1. Mme A...E..., née en 1955, a été nommée à l'emploi d'agent d'exploitation au service général des postes et télécommunications le 3 décembre 1973. Depuis 2002, elle occupe un poste de gestionnaire d'approvisionnement au sein de l'établissement d'Eysines de la société Orange, où elle est demeurée fonctionnaire, consistant essentiellement en des tâches de saisie informatique. A compter du 19 juin 2011, elle a été placée en arrêt de travail pour des douleurs à l'épaule droite et au pouce. Le 4 juillet 2011, elle a saisi la société Orange d'une demande de reconnaissance de maladie professionnelle de la pathologie dont elle souffre.
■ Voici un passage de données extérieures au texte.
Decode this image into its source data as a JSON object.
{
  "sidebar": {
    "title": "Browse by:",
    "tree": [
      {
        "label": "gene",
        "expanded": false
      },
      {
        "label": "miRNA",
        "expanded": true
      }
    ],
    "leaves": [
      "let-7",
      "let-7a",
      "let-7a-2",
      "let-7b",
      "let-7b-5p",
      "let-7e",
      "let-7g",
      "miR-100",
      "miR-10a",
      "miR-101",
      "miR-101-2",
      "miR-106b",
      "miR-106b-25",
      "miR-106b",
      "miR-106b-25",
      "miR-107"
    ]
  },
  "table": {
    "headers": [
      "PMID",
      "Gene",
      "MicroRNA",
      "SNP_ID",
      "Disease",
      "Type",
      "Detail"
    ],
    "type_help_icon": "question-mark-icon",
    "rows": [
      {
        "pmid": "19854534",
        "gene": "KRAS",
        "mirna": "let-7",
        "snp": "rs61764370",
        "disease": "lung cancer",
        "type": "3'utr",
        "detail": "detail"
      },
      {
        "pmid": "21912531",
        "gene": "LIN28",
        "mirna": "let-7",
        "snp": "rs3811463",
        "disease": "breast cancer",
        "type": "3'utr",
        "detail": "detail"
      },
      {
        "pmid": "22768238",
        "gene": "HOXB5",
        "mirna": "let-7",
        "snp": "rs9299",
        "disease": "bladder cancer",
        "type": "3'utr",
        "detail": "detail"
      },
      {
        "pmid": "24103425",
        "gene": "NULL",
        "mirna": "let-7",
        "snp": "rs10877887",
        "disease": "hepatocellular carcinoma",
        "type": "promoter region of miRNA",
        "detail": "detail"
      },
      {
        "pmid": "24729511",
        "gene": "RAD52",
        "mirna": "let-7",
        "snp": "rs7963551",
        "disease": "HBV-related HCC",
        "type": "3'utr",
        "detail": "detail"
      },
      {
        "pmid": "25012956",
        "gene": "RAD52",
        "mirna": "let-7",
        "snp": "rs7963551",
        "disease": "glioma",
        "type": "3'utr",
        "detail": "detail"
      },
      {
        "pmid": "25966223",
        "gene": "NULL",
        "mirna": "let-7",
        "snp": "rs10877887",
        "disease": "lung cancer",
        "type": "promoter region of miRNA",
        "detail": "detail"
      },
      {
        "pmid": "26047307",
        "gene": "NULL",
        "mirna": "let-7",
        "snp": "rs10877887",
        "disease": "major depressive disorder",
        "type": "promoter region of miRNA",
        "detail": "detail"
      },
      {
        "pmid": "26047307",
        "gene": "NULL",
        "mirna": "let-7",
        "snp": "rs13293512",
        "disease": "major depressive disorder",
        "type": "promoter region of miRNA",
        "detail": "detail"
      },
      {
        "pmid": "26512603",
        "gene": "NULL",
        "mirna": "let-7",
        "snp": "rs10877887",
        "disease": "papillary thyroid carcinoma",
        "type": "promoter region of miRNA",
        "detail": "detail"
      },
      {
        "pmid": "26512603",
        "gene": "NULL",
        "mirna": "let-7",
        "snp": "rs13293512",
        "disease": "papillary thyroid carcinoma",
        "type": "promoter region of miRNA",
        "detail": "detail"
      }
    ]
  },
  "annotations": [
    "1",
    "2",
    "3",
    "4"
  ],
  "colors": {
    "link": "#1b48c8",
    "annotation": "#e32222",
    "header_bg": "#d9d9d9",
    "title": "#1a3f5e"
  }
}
Elle fait appel du jugement du tribunal administratif de Bordeaux du 7 avril 2016 qui a rejeté sa demande tendant à l'annulation de la décision du 14 août 2013 par laquelle le directeur des ressources humaines du secrétariat général de la société Orange a refusé de reconnaître l'imputabilité au service de sa pathologie et, qui a également, par voie de conséquence, rejeté ses conclusions tendant à l'indemnisation de son préjudice moral.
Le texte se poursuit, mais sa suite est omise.